Chris O’Dowd brings adorable lowkey charm to The Big Door Prize

Set in a small American town where a magical machine reveals people’s true potential, The Big Door Prize is amiable light entertainment boosted by an endearing Chris O’Dowd, writes Luke Buckmaster.

Chris O’Dowd is so damn likable: the kind of bloke you feel you could instantly open up to—or at the very least, ‘av a laugh and a pint with. The actor’s lowkey charm is as central to the appeal of his new show, The Big Door Prize, as its The Twilight Zone-lite premise, involving a machine that inexplicably appears in a small American town and claims to reveal a person’s true potential. O’Dowd’s protagonist Dusty—a family man and history teacher of modest ambition—stands before it during the show’s opening moments, illuminated in the machine’s electric blue light. “What are you waiting for?” asks the shopkeeper behind him.

The machine fulfills its purpose, producing a business card-sized printout summarising Dusty’s supposed potential. But before this is revealed director Anu Valia switches scenes: the old “create dramatic anticipation by cutting away” trick.
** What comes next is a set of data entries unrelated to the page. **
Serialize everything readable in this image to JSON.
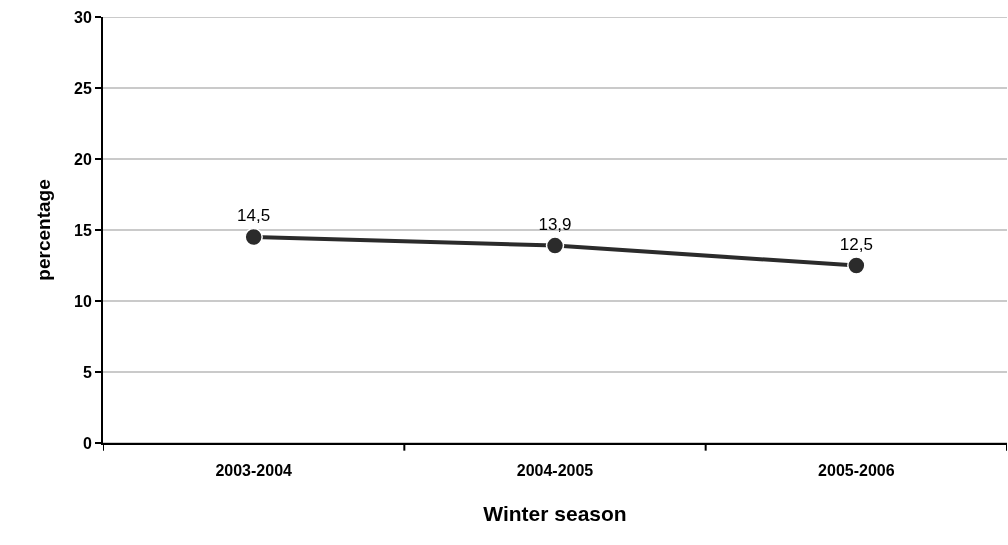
{
  "chart_data": {
    "type": "line",
    "xlabel": "Winter season",
    "ylabel": "percentage",
    "categories": [
      "2003-2004",
      "2004-2005",
      "2005-2006"
    ],
    "series": [
      {
        "color": "#2b2b2b",
        "values": [
          14.5,
          13.9,
          12.5
        ],
        "value_labels": [
          "14,5",
          "13,9",
          "12,5"
        ]
      }
    ],
    "ylim": [
      0,
      30
    ],
    "yticks": [
      0,
      5,
      10,
      15,
      20,
      25,
      30
    ],
    "grid": "y",
    "marker": "circle",
    "line_style": "solid"
  }
}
We learn the owner of the store housing the fortune-telling machine, which is called “Morpho”, doesn’t know how it got there: one day it seemed to just magically appear, like the plant summoned by a total eclipse of the sun in Little Shop of Horrors. And like that plant it’s good for business, the locals flocking to insert coins and discover its verdict on their lives. The local principal, Pat (Cocoa Brown), is surprisingly chuffed that her full potential is apparently to be a biker; perhaps she just wanted an excuse to buy a new pair of wheels. The priest, Father Reuben (Damon Gupton), is nervous; what if the machine predicts something unrelated to the cloth?
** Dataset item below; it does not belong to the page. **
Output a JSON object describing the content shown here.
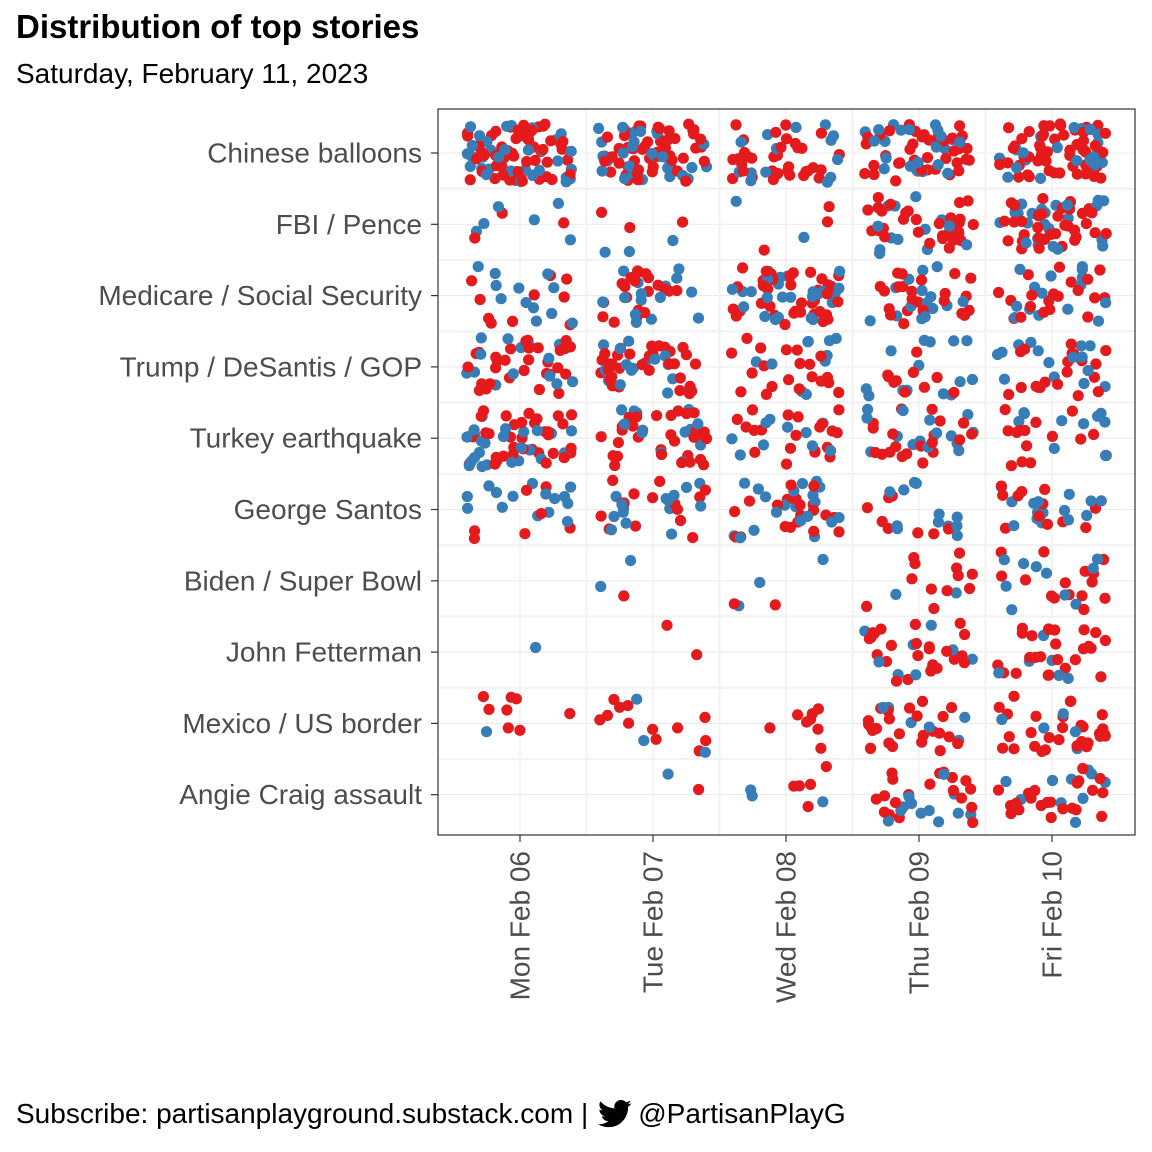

The first episode establishes Dusty’s pleasant life and Ben Stiller-ish demeanour: the mellow everyman with no particular hopes and dreams, who followed the template and did what society expected. Dusty has a beautiful wife, Cass (Gabrielle Dennis), who was his high school sweetheart and is the only woman he’s ever slept with, and a bright daughter, Trina (Djouliet Amara), recovering from the recent death of her boyfriend. Does Dusty have regrets? Misgivings? Latent desires? Does he dream of something more? Maybe or maybe not—but we do know the machine has upset the cosmic balance of his life, messing with the status quo and ushering in a period of instability for him and fellow residents of Deerfield.
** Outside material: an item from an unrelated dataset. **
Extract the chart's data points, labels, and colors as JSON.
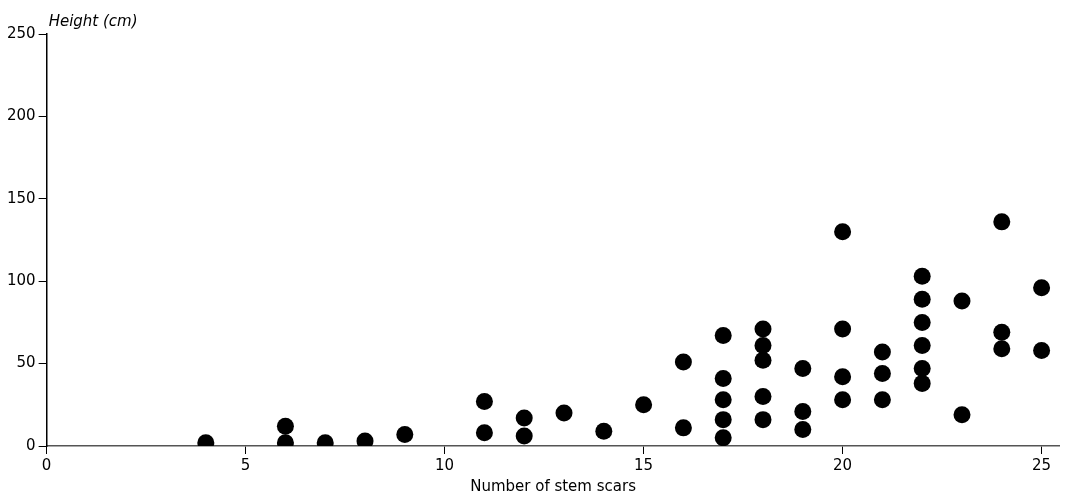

I was reminded of a rather differently flavoured production: Richard Kelly’s 2009 thriller The Box, in which a married couple (Cameron Diaz and James Marsden) receive a wooden box with a large red button, accompanied by an odd spiel from a disfigured Frank Langela. Press the button, he says, and you’ll get a million bucks—but somebody you don’t know will die. Of course they press the button, but even if they didn’t, its presence would still have triggered irrevocable change, even if that change is just a possibility; the idea of a different future. The Morpho machine functions in a similar way, with an extra level of obliqueness, spitting out summaries vaguer than a fortune cookie. When Cass uses it she receives just the word “royalty,” which could be interpreted in various ways, presumably to be revealed before the season’s end (this review encompasses the first six episodes).

Adapted from M.O. Walsh’s novel of the same name, The Big Door Prize has a quaint old-timey charm: a little middle-of-the-road, a little ambling. Implicit throughout the show is the popular idea of small towns as places of refuge, where dreams are abandoned or paused and never pursued. The function of Morpho is to rouse small-towners from their slumber, feed them a gentler version of the red pill, get them thinking like big city folk. It’s a simple perspective for a slight, lightly entertaining show.

The series divides its episodes themed by character, each focusing to some extent on a different person. I say “to some extent” because Chris O’Dowd keeps popping up and wresting protagonist status. Despite the (slight) change in focus as it rolls along, he’s more or less the lead. Everybody knows, with O’Dowd, they’ve latched onto a good thing, and his charm never dissipates.